I used to live like glory could only be found in flashy, exciting things - things like plane tickets and new lands and a constant change of scenery.   I was wrong.  And I still love those things.

Finding a church home and treating it as a group of real people to grow with and serve alongside of, no matter the big or little size and whether our personal preference checklist is complete or not, is invaluable.   Shopping for community and for a church home like any other material item is a bit ridiculous and over the top in our country, isn't it?  When there are others who would weep to have their own bible and meet for hours on end in secret and call it church with overwhelming gratitude, it's silly that some talk about church here as if it should be able to be custom-ordered like a Starbucks latte.  

Saying "yes" to a church and intentionally stepping into community and people's lives, whether those people are just like us, or not, is healing.  It has calmed and cooled our spirits.

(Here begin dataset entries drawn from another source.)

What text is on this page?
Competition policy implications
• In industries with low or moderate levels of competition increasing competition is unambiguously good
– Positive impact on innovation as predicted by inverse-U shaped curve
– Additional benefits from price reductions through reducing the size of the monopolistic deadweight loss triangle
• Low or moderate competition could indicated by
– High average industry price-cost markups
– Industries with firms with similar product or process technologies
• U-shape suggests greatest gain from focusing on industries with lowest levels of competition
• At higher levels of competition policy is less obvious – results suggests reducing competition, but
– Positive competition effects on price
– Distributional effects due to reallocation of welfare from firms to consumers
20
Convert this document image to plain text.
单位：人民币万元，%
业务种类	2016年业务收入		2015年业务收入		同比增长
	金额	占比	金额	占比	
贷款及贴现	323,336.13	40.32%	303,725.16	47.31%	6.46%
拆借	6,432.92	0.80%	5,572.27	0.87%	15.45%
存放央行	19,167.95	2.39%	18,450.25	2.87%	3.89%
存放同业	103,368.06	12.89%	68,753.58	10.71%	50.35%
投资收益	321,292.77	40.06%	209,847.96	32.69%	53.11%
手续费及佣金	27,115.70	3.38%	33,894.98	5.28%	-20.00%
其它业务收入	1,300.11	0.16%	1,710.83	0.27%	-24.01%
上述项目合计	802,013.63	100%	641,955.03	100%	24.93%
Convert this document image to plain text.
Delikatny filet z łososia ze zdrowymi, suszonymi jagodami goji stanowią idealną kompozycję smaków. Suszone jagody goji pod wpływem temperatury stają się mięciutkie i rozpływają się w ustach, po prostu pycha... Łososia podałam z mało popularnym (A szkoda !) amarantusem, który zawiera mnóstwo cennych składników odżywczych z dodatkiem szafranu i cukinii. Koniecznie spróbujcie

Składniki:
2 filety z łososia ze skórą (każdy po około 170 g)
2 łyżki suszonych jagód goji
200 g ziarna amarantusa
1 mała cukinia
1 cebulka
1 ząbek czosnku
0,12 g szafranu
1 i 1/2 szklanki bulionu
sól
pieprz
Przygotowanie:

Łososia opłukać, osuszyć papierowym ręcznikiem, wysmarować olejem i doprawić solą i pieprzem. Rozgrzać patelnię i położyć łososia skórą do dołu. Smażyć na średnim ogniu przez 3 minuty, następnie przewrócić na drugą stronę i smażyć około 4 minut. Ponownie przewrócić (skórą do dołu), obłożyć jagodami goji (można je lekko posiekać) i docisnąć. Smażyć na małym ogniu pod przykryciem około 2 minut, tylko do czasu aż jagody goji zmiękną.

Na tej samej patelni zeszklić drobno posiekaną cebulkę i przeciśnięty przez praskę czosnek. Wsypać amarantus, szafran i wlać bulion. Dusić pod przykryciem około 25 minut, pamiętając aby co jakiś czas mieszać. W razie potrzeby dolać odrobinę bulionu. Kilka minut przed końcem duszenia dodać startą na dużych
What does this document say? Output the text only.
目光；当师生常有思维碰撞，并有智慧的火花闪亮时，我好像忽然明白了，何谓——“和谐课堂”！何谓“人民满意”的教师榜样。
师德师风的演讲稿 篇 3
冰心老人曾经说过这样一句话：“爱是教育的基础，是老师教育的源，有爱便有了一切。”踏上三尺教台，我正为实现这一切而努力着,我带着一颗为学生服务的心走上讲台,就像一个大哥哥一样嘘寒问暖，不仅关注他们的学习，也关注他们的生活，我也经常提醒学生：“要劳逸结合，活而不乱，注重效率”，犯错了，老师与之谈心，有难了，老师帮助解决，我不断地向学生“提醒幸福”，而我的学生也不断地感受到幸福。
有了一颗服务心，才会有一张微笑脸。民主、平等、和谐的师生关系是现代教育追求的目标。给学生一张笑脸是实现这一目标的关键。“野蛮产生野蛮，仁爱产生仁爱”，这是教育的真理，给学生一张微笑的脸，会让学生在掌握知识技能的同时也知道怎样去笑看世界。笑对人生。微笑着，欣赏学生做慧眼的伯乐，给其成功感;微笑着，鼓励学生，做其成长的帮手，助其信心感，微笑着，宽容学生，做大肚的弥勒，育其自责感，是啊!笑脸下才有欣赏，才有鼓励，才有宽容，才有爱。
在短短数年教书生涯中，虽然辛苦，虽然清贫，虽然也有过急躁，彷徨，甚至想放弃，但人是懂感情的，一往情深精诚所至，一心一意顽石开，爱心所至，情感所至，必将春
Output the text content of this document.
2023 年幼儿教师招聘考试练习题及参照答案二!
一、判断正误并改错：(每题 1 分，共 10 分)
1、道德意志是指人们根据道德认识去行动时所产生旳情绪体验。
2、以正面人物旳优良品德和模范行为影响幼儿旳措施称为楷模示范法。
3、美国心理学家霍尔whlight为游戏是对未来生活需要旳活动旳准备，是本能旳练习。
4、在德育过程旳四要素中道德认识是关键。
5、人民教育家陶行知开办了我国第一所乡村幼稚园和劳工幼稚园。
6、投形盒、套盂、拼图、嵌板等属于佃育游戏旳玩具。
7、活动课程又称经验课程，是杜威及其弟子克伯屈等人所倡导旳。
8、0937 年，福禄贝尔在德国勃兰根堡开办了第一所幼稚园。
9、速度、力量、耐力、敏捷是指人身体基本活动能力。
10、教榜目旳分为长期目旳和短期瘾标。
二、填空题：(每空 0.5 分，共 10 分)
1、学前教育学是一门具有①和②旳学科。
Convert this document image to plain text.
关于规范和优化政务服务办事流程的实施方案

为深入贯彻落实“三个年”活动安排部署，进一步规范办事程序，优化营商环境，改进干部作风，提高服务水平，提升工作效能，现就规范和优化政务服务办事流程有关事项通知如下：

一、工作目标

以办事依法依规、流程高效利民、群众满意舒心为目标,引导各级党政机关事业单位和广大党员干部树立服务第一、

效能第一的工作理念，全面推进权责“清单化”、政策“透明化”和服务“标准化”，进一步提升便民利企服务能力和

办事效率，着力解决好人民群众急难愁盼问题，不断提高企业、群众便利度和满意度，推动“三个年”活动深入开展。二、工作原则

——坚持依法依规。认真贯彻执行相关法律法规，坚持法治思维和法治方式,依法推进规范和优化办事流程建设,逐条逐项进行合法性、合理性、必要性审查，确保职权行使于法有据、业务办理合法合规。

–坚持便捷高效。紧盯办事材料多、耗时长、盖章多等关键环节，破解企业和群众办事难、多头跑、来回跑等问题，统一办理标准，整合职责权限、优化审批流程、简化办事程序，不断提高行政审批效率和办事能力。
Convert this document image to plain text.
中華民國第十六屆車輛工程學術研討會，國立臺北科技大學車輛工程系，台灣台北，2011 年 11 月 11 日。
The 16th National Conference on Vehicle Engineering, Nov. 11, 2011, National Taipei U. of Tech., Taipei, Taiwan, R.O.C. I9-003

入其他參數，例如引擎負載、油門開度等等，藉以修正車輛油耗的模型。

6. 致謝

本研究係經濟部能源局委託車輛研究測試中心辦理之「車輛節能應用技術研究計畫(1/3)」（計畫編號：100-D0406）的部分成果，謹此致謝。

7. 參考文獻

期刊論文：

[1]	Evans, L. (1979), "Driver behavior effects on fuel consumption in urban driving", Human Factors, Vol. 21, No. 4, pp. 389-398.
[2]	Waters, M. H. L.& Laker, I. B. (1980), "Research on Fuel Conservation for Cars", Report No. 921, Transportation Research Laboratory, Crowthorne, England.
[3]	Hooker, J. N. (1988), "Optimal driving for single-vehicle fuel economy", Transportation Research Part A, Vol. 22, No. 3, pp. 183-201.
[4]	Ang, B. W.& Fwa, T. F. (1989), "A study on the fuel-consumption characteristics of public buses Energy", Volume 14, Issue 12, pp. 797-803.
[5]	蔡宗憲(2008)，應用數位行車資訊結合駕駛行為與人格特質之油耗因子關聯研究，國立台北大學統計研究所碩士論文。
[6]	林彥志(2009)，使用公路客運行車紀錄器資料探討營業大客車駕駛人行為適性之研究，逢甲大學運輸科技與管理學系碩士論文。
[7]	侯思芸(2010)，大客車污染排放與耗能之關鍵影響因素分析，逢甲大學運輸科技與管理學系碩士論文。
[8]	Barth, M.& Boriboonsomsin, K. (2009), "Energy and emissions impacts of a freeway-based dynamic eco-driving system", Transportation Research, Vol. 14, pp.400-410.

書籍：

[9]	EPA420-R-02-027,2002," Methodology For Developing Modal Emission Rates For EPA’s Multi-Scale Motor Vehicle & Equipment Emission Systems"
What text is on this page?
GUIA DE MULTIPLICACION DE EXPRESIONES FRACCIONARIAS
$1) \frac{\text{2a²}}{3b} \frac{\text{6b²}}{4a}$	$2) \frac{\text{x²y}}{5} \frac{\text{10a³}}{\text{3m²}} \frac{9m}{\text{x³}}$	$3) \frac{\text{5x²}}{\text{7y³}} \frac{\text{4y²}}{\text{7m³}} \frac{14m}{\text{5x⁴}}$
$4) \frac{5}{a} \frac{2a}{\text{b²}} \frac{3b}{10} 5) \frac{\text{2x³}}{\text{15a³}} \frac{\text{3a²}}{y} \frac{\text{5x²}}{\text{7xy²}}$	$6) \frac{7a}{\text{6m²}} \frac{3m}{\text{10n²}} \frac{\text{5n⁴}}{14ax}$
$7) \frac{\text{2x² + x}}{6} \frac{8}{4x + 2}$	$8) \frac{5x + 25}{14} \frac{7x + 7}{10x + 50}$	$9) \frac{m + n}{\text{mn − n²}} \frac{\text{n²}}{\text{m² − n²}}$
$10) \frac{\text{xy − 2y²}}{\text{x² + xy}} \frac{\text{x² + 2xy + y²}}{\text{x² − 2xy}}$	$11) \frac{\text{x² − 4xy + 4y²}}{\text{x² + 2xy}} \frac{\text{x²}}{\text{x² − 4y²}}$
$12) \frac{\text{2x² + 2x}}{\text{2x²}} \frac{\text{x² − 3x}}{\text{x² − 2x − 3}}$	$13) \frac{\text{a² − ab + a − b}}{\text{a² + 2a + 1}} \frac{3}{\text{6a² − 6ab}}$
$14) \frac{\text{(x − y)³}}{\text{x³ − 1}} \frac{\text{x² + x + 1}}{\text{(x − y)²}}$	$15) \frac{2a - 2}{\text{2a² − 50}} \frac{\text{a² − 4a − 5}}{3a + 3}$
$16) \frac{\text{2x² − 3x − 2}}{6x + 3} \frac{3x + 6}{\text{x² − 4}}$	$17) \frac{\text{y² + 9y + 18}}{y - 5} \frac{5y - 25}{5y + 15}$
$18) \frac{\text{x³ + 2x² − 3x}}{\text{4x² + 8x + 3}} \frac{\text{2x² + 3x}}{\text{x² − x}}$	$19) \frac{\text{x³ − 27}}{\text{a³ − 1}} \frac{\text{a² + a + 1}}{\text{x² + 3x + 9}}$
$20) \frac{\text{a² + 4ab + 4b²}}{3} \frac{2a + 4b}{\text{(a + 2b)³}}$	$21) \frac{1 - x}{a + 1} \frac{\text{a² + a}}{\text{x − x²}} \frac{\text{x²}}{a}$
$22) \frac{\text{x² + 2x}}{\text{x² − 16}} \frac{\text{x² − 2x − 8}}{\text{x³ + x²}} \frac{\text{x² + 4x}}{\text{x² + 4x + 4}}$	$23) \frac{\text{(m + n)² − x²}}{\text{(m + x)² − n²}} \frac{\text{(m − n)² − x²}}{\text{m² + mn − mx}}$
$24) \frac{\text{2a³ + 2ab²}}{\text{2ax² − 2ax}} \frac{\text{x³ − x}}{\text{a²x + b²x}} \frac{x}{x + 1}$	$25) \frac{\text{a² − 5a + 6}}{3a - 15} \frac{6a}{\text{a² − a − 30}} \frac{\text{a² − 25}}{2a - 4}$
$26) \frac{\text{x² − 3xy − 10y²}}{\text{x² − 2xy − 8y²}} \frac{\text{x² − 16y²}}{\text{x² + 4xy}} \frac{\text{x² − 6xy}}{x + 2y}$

Blessing others when the opportunity arises, is healing.  Even if it comes in the form of a casserole.   Some of you who know me well know all about my past fear (borderline hatred) of all things casserole...  I have made an unbelievable amount of American casseroles in the last 5 years and I can finally say that I am no longer afraid of them.  

Deciding to fight for justice both locally and globally is better than staying sulky.  I can say that as a true melancholy.  The desert can open your eyes and heart to new adventures.  Say "yes" to one of them!  Noonday Collection was one of these for me.

While our gifts and passions are important and valuable, we must hold them loosely and not forget our first love because our all of our energy is on gripping them.

Experiencing a strong calling or specific gifting being played out, can tempt us to believe that it must be played out in the same specific way for the rest of our lives.  At least, that is what I believed.   I am beginning to understand that there are seasons and rhythms to everything.   I love how Shauna Niequist writes about this on her blog here.  She writes, " Keep in mind that a calling doesn’t have to be for a lifetime—I find it’s helpful to take it season by season. There are some through lines that will absolutely run through your whole life and story, but I think it’s a little overwhelming to think of your overall life-long calling."

In Ecclesiastes it says:  "Cast your bread upon the waters,  for you will find it after many days."  

It takes a lot to cast our dreams, our understanding, our gifts, our stories, and our hearts out onto the water, especially when all we see are the waves, huge and unpredictable, moving our "bread" away.  But if we choose to cast it not just unto the waters, but unto the one who held the waters in the hollow of his hand, the one who loves us more than we can imagine...what might we find after many days?  Will we not find Him, the one who our hearts and dreams and stories long for and are meant to lead to?  No desert can keep us from Him or from His love.  Wait for him,  desert-travelers.  You are not alone.